Seize semaines

Samedi dernier, tu avais la grosseur d’une orange. C’est ce que montrait l’appli de ta mère que je suis avidement toutes les semaines. C’est si pratique ces programmes informatiques, dire que toi, tu connaîtras encore plus.

Je t’aime déjà. Follement. Tu auras les yeux verts, bruns ou bleus, j’espère qu’ils seront verts comme ceux de ton père et de ta marraine. Peut-être auras-tu ses cheveux d’un roux profond ? Après tout, le parrain (mon fils) de l’autre côté à la barbe rousse. Une rousse aux yeux verts, une première de notre côté.

Ton mélange d’ADN est remarquable : celui d’immigrants venus d’un pays en forme de botte et qui ont cherché un monde meilleur, celui d’habitants d’un pays froid, mais rempli de joie de vivre, tu as même l’ADN d’un réfugié de guerre belge, et loin, loin, celui des revenants d’un grand dérangement.

Mine de rien, tu hériteras de gènes de survivants, parce que le pays où tu naîtras est plein de gens comme ça.

Petite fille, tu arrives dans un temps que l’on dit difficile. Je le pense aussi, mais j’ai mon bémol. J’ai grandi pendant la guerre froide. La menace nucléaire a certainement plombé nos adolescences, puis ce fut les pluies acides. Je me souviens, alors petite, avoir entendu une voisine de vingt ans affirmer à ma mère ne jamais vouloir d’enfant, le monde n’en méritant pas. C’est vrai que ce n’était pas jojo tout ça. Mais ça fait plus de quarante ans. Et tu vois, on est là.

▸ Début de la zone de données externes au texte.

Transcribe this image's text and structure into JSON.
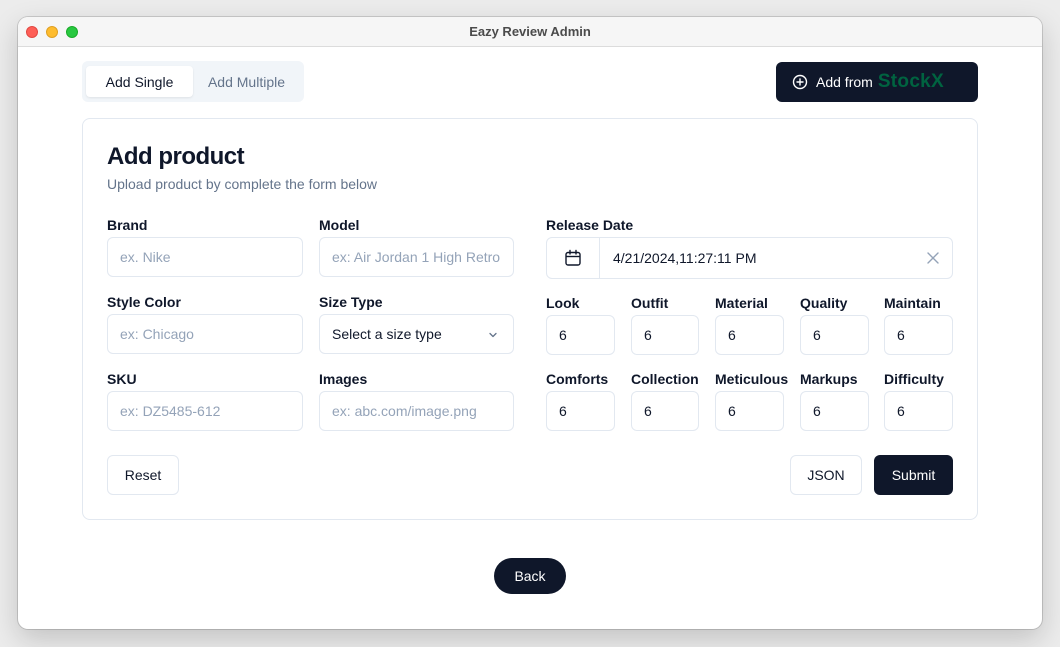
{
  "window": {
    "title": "Eazy Review Admin"
  },
  "tabs": {
    "single": "Add Single",
    "multiple": "Add Multiple"
  },
  "stockx_button": {
    "label": "Add from",
    "brand": "StockX"
  },
  "form": {
    "title": "Add product",
    "subtitle": "Upload product by complete the form below",
    "brand": {
      "label": "Brand",
      "placeholder": "ex. Nike"
    },
    "model": {
      "label": "Model",
      "placeholder": "ex: Air Jordan 1 High Retro"
    },
    "style_color": {
      "label": "Style Color",
      "placeholder": "ex: Chicago"
    },
    "size_type": {
      "label": "Size Type",
      "value": "Select a size type"
    },
    "sku": {
      "label": "SKU",
      "placeholder": "ex: DZ5485-612"
    },
    "images": {
      "label": "Images",
      "placeholder": "ex: abc.com/image.png"
    },
    "release_date": {
      "label": "Release Date",
      "value": "4/21/2024,11:27:11 PM"
    },
    "ratings": [
      {
        "label": "Look",
        "value": "6"
      },
      {
        "label": "Outfit",
        "value": "6"
      },
      {
        "label": "Material",
        "value": "6"
      },
      {
        "label": "Quality",
        "value": "6"
      },
      {
        "label": "Maintain",
        "value": "6"
      },
      {
        "label": "Comforts",
        "value": "6"
      },
      {
        "label": "Collection",
        "value": "6"
      },
      {
        "label": "Meticulous",
        "value": "6"
      },
      {
        "label": "Markups",
        "value": "6"
      },
      {
        "label": "Difficulty",
        "value": "6"
      }
    ],
    "reset": "Reset",
    "json": "JSON",
    "submit": "Submit"
  },
  "back": "Back"
}
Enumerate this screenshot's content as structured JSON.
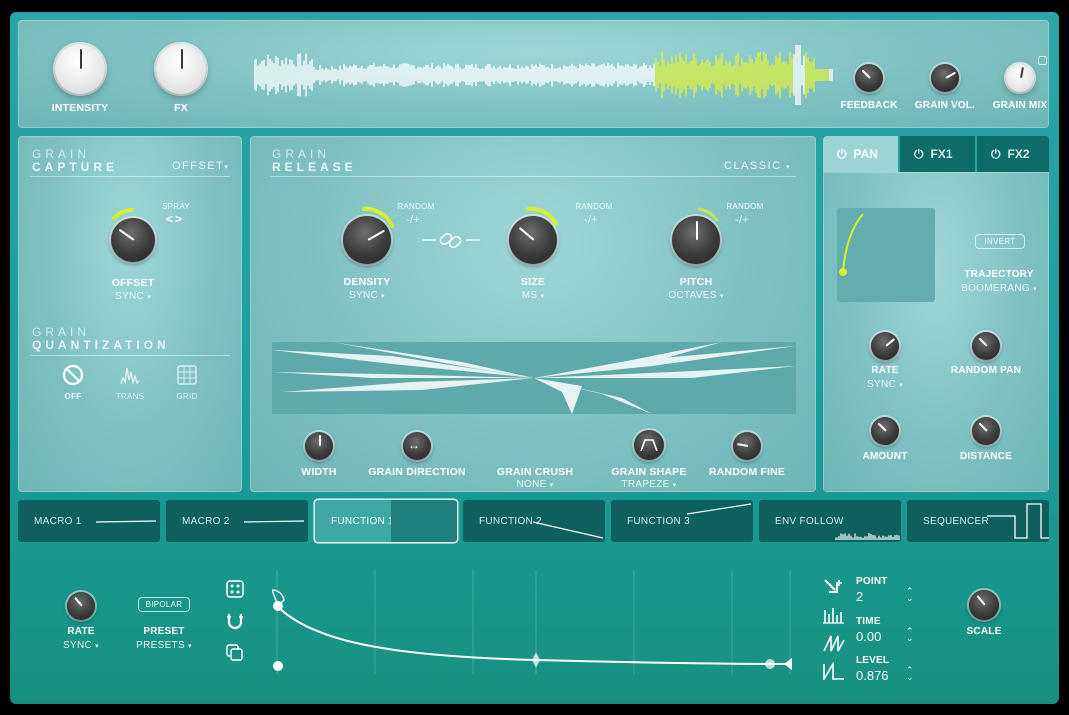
{
  "top": {
    "intensity": "INTENSITY",
    "fx": "FX",
    "feedback": "FEEDBACK",
    "grain_vol": "GRAIN VOL.",
    "grain_mix": "GRAIN MIX"
  },
  "capture": {
    "t1": "GRAIN",
    "t2": "CAPTURE",
    "mode": "OFFSET",
    "spray": "SPRAY",
    "spray_icon": "<>",
    "offset": "OFFSET",
    "offset_sub": "SYNC"
  },
  "quant": {
    "t1": "GRAIN",
    "t2": "QUANTIZATION",
    "off": "OFF",
    "trans": "TRANS",
    "grid": "GRID"
  },
  "release": {
    "t1": "GRAIN",
    "t2": "RELEASE",
    "mode": "CLASSIC",
    "random": "RANDOM",
    "plusminus": "-/+",
    "density": "DENSITY",
    "density_sub": "SYNC",
    "size": "SIZE",
    "size_sub": "MS",
    "pitch": "PITCH",
    "pitch_sub": "OCTAVES",
    "width": "WIDTH",
    "grain_direction": "GRAIN DIRECTION",
    "grain_crush": "GRAIN CRUSH",
    "grain_crush_sub": "NONE",
    "grain_shape": "GRAIN SHAPE",
    "grain_shape_sub": "TRAPEZE",
    "random_fine": "RANDOM FINE"
  },
  "pan": {
    "tabs": [
      "PAN",
      "FX1",
      "FX2"
    ],
    "invert": "INVERT",
    "trajectory": "TRAJECTORY",
    "trajectory_sub": "BOOMERANG",
    "rate": "RATE",
    "rate_sub": "SYNC",
    "random_pan": "RANDOM PAN",
    "amount": "AMOUNT",
    "distance": "DISTANCE"
  },
  "mod_tabs": [
    "MACRO 1",
    "MACRO 2",
    "FUNCTION 1",
    "FUNCTION 2",
    "FUNCTION 3",
    "ENV FOLLOW",
    "SEQUENCER"
  ],
  "func": {
    "rate": "RATE",
    "rate_sub": "SYNC",
    "bipolar": "BIPOLAR",
    "preset": "PRESET",
    "preset_sub": "PRESETS",
    "point_label": "POINT",
    "point": "2",
    "time_label": "TIME",
    "time": "0.00",
    "level_label": "LEVEL",
    "level": "0.876",
    "scale": "SCALE"
  },
  "colors": {
    "accent": "#d8f02a",
    "panel": "#7fc1c2",
    "tab_dark": "#0d5f60"
  }
}
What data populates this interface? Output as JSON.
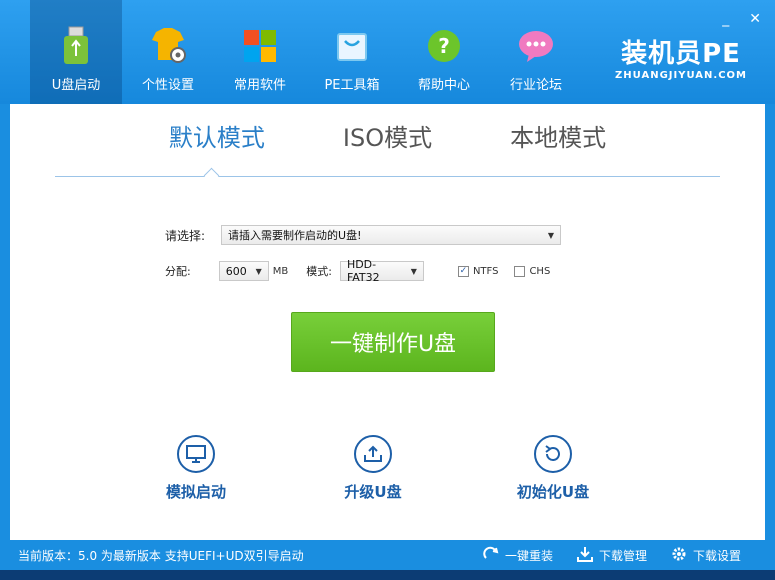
{
  "window": {
    "minimize": "_",
    "close": "✕"
  },
  "nav": {
    "items": [
      {
        "label": "U盘启动",
        "icon": "usb-icon"
      },
      {
        "label": "个性设置",
        "icon": "shirt-gear-icon"
      },
      {
        "label": "常用软件",
        "icon": "windows-icon"
      },
      {
        "label": "PE工具箱",
        "icon": "toolbox-icon"
      },
      {
        "label": "帮助中心",
        "icon": "question-icon"
      },
      {
        "label": "行业论坛",
        "icon": "chat-icon"
      }
    ],
    "active_index": 0
  },
  "brand": {
    "title": "装机员PE",
    "subtitle": "ZHUANGJIYUAN.COM"
  },
  "modes": {
    "tabs": [
      "默认模式",
      "ISO模式",
      "本地模式"
    ],
    "active_index": 0
  },
  "form": {
    "select_label": "请选择:",
    "select_value": "请插入需要制作启动的U盘!",
    "alloc_label": "分配:",
    "alloc_value": "600",
    "alloc_unit": "MB",
    "mode_label": "模式:",
    "mode_value": "HDD-FAT32",
    "ntfs_label": "NTFS",
    "ntfs_checked": true,
    "chs_label": "CHS",
    "chs_checked": false
  },
  "main_button": "一键制作U盘",
  "actions": [
    {
      "label": "模拟启动",
      "icon": "monitor-icon"
    },
    {
      "label": "升级U盘",
      "icon": "upload-icon"
    },
    {
      "label": "初始化U盘",
      "icon": "refresh-icon"
    }
  ],
  "footer": {
    "status": "当前版本：5.0 为最新版本 支持UEFI+UD双引导启动",
    "buttons": [
      {
        "label": "一键重装",
        "icon": "reinstall-icon"
      },
      {
        "label": "下载管理",
        "icon": "download-icon"
      },
      {
        "label": "下载设置",
        "icon": "settings-gear-icon"
      }
    ]
  },
  "colors": {
    "accent": "#1a8ee0",
    "button_green": "#6cc52b",
    "action_blue": "#1d5fa8"
  }
}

Il y a plein de jeunes aujourd’hui qui font de l’angoisse liée aux conditions climatiques. Moi qui ai connu le temps où des gens pensaient que la terre allait être victime d’atomes, je suis malgré tout encore une indécrottable optimiste. Je crois en nous, mais je fais tout de même plein d’efforts pour tenter de te laisser un monde propre. Tu as le droit à ça.

Sur une plus petite échelle et en parlant d’angoisse, je me demande si tu vas être un chêne ou un roseau. Papou et moi, on a une théorie là-dessus. Beaucoup de couples sont formés d’un roseau et d’un chêne. Les chênes sont solides, ils bravent les tempêtes et restent bien droits. Les roseaux cherchent les chênes, leur force étant réconfortante, car ces plantes plient dans les orages, mais elles remontent presque toujours, souples et aussi bien droites.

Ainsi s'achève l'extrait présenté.